ByteDance has released a new open-source multimodal foundation model named BAGEL, featuring 7 billion active parameters and a total parameter count of 14 billion.
BAGEL has performed exceptionally well on standard multimodal understanding benchmarks, surpassing some of the top current open-source vision-language models like Qwen2.5-VL and InternVL-2.5. Additionally, in terms of text-to-image generation quality, BAGEL’s performance is comparable to the powerful professional generator SD3. More importantly, BAGEL outperforms many leading open-source models in classic image editing scenarios.
BAGEL adopts an architecture called Mixture of Transformers (MoT), designed to maximize the model's ability to learn from diverse multimodal information. It uses two independent encoders to capture pixel-level and semantic-level features of images. The overall framework follows the "next token group prediction" paradigm, aiming to predict the next language or visual token during training for compression purposes.
During pretraining, BAGEL leverages trillions of interleaved multimodal tokens from language, images, videos, and web data. After continuous training and supervised fine-tuning, BAGEL surpasses open-source models on standard understanding and generation benchmarks, showcasing advanced contextual multimodal capabilities such as free-form image editing, future frame prediction, 3D operations, and world navigation.
As BAGEL’s pretraining scales up, researchers have observed continuous performance improvements across understanding, generation, and editing tasks. Different capabilities emerge at various stages of training; early-stage performance highlights multimodal understanding and generation abilities, while more complex intelligent editing capabilities manifest later on.

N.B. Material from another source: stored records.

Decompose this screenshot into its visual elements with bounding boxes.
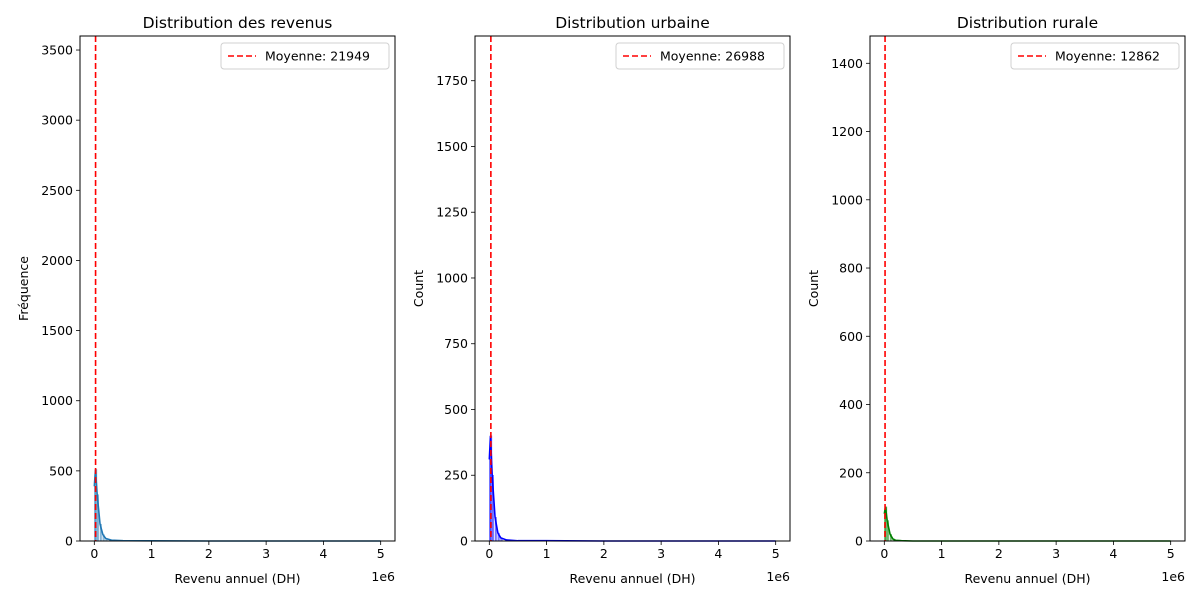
kde-line [93,469,381,542]
x-tick-label: 5 [377,546,385,561]
legend-label: Moyenne: 12862 [1055,49,1160,64]
y-tick-label: 2500 [41,183,73,198]
y-tick-label: 2000 [41,253,73,268]
x-tick-label: 2 [205,546,213,561]
plot-frame [474,35,791,542]
y-tick-label: 1400 [831,56,863,71]
y-tick-label: 750 [444,336,468,351]
kde-line [488,435,776,542]
x-tick-label: 5 [1167,546,1175,561]
legend-box [1010,42,1180,70]
y-tick-label: 500 [49,463,73,478]
y-tick-label: 200 [839,465,863,480]
x-tick-label: 0 [880,546,888,561]
x-tick-label: 1 [543,546,551,561]
x-tick-label: 3 [657,546,665,561]
x-tick-label: 0 [90,546,98,561]
y-tick-label: 3500 [41,43,73,58]
y-tick-label: 3000 [41,113,73,128]
legend-label: Moyenne: 21949 [265,49,370,64]
y-axis-label: Fréquence [16,256,31,321]
chart-title: Distribution rurale [957,14,1098,32]
x-tick-label: 2 [995,546,1003,561]
x-tick-label: 3 [1052,546,1060,561]
y-tick-label: 800 [839,261,863,276]
y-tick-label: 1000 [831,192,863,207]
plot-frame [79,35,396,542]
y-tick-label: 400 [839,397,863,412]
y-tick-label: 250 [444,468,468,483]
x-tick-label: 0 [485,546,493,561]
x-offset-label: 1e6 [371,569,395,584]
kde-line [883,506,1171,542]
legend-box [220,42,390,70]
chart-title: Distribution urbaine [555,14,710,32]
y-tick-label: 0 [855,534,863,549]
y-tick-label: 0 [65,534,73,549]
x-tick-label: 5 [772,546,780,561]
x-tick-label: 2 [600,546,608,561]
y-tick-label: 1000 [41,393,73,408]
x-tick-label: 4 [714,546,722,561]
y-tick-label: 1250 [436,205,468,220]
y-tick-label: 1000 [436,270,468,285]
x-tick-label: 1 [938,546,946,561]
chart-panel-3 [866,35,1186,545]
x-tick-label: 1 [148,546,156,561]
x-tick-label: 3 [262,546,270,561]
x-tick-label: 4 [319,546,327,561]
y-tick-label: 600 [839,329,863,344]
y-axis-label: Count [806,270,821,307]
y-tick-label: 1750 [436,73,468,88]
x-offset-label: 1e6 [766,569,790,584]
x-axis-label: Revenu annuel (DH) [174,571,300,586]
plot-frame [869,35,1186,542]
chart-panel-1 [76,35,396,545]
y-tick-label: 1500 [41,323,73,338]
y-tick-label: 500 [444,402,468,417]
y-axis-label: Count [411,270,426,307]
x-axis-label: Revenu annuel (DH) [964,571,1090,586]
y-tick-label: 0 [460,534,468,549]
x-axis-label: Revenu annuel (DH) [569,571,695,586]
chart-title: Distribution des revenus [143,14,333,32]
x-tick-label: 4 [1109,546,1117,561]
chart-panel-2 [471,35,791,545]
y-tick-label: 1200 [831,124,863,139]
x-offset-label: 1e6 [1161,569,1185,584]
y-tick-label: 1500 [436,139,468,154]
legend-box [615,42,785,70]
legend-label: Moyenne: 26988 [660,49,765,64]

Research indicates that combining Variational Autoencoders (VAEs) and Vision Transformers (ViTs) significantly enhances intelligent editing capabilities, underscoring the importance of visual-semantic context in complex multimodal reasoning.

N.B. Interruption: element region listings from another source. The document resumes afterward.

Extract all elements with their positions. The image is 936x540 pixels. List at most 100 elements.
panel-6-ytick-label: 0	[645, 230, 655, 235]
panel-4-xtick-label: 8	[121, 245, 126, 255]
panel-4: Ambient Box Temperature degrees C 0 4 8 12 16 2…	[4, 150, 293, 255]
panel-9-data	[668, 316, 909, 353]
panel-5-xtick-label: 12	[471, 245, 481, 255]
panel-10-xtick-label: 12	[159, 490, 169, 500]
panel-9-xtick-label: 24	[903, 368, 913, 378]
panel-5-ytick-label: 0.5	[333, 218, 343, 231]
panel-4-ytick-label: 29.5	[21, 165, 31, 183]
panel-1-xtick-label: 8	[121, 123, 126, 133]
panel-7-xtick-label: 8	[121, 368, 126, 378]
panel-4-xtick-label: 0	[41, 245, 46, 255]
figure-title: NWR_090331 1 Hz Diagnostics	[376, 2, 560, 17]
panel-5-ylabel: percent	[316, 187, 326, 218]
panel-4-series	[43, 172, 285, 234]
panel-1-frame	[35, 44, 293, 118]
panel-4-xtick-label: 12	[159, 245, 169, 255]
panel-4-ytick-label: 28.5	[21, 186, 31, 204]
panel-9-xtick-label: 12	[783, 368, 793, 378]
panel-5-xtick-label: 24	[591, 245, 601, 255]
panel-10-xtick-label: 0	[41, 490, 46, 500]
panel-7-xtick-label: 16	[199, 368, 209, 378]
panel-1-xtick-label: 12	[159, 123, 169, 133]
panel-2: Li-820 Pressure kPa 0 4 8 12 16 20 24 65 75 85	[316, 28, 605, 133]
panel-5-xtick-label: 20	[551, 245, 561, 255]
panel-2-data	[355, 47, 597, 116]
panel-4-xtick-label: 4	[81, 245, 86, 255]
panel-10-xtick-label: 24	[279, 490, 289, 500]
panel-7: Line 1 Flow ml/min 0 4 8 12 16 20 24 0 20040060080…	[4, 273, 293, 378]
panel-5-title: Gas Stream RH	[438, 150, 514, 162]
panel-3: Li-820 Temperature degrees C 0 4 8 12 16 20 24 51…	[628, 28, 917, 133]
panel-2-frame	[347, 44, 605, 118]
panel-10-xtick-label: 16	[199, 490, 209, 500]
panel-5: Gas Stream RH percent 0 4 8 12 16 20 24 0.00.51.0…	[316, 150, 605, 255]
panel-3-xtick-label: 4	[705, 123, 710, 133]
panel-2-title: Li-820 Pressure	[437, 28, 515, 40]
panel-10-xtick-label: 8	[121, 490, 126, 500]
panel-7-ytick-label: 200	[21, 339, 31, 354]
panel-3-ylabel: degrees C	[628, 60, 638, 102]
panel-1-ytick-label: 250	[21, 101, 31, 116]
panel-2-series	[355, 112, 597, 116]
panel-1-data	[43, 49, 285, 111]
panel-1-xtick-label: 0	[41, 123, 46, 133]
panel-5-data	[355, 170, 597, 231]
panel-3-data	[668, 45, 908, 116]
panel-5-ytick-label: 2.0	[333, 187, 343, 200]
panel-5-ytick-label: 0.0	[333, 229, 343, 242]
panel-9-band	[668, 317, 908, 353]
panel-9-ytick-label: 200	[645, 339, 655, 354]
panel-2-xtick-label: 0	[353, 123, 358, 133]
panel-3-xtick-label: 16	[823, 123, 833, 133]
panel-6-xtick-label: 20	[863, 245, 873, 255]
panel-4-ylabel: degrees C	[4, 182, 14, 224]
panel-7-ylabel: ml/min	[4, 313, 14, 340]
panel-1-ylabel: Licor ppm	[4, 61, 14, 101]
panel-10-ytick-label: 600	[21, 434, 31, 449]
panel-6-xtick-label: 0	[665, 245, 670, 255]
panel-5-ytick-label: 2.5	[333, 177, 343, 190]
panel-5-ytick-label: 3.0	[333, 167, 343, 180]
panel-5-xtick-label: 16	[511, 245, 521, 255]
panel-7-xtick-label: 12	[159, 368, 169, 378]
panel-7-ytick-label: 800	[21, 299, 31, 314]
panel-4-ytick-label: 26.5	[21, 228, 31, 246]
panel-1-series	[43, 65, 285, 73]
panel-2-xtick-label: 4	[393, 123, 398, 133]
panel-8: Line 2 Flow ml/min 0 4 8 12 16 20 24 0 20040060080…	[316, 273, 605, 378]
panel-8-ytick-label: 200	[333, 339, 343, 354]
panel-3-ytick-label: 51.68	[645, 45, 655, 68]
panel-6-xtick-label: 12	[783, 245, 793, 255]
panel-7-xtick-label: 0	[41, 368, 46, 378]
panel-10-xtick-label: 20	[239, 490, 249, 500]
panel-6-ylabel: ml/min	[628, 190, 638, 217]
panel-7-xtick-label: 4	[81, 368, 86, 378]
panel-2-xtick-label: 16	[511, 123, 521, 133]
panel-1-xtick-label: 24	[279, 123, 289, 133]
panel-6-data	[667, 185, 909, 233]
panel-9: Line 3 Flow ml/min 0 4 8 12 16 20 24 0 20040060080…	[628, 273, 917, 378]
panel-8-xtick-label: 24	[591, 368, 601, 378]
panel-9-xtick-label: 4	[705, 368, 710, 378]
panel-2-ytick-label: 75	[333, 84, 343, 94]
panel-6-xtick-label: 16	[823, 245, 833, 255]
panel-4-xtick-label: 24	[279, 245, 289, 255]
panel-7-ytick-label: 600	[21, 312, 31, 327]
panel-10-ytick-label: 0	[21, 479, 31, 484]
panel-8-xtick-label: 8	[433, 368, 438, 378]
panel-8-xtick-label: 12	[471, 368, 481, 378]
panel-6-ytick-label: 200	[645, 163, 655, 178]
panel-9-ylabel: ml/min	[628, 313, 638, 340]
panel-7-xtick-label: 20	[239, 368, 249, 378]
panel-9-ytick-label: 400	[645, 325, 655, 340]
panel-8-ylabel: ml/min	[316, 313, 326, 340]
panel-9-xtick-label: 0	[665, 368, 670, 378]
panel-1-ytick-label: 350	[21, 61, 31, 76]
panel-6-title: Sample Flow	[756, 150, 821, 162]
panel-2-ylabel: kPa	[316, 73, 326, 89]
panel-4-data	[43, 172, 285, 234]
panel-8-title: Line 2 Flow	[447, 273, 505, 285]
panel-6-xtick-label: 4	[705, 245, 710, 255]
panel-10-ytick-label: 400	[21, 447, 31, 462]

Project: https://huggingface.co/ByteDance-Seed/BAGEL-7B-MoT
Key Takeaways:
🌟 BAGEL is an open-source multimodal foundation model with 7 billion active parameters, surpassing multiple standard benchmark tests.
🖼️ The model performs excellently in image generation and editing tasks, capable of free-form image editing and world navigation.
📈 Through multimodal pretraining, BAGEL demonstrates continuous performance improvement, adapting to complex multimodal reasoning tasks.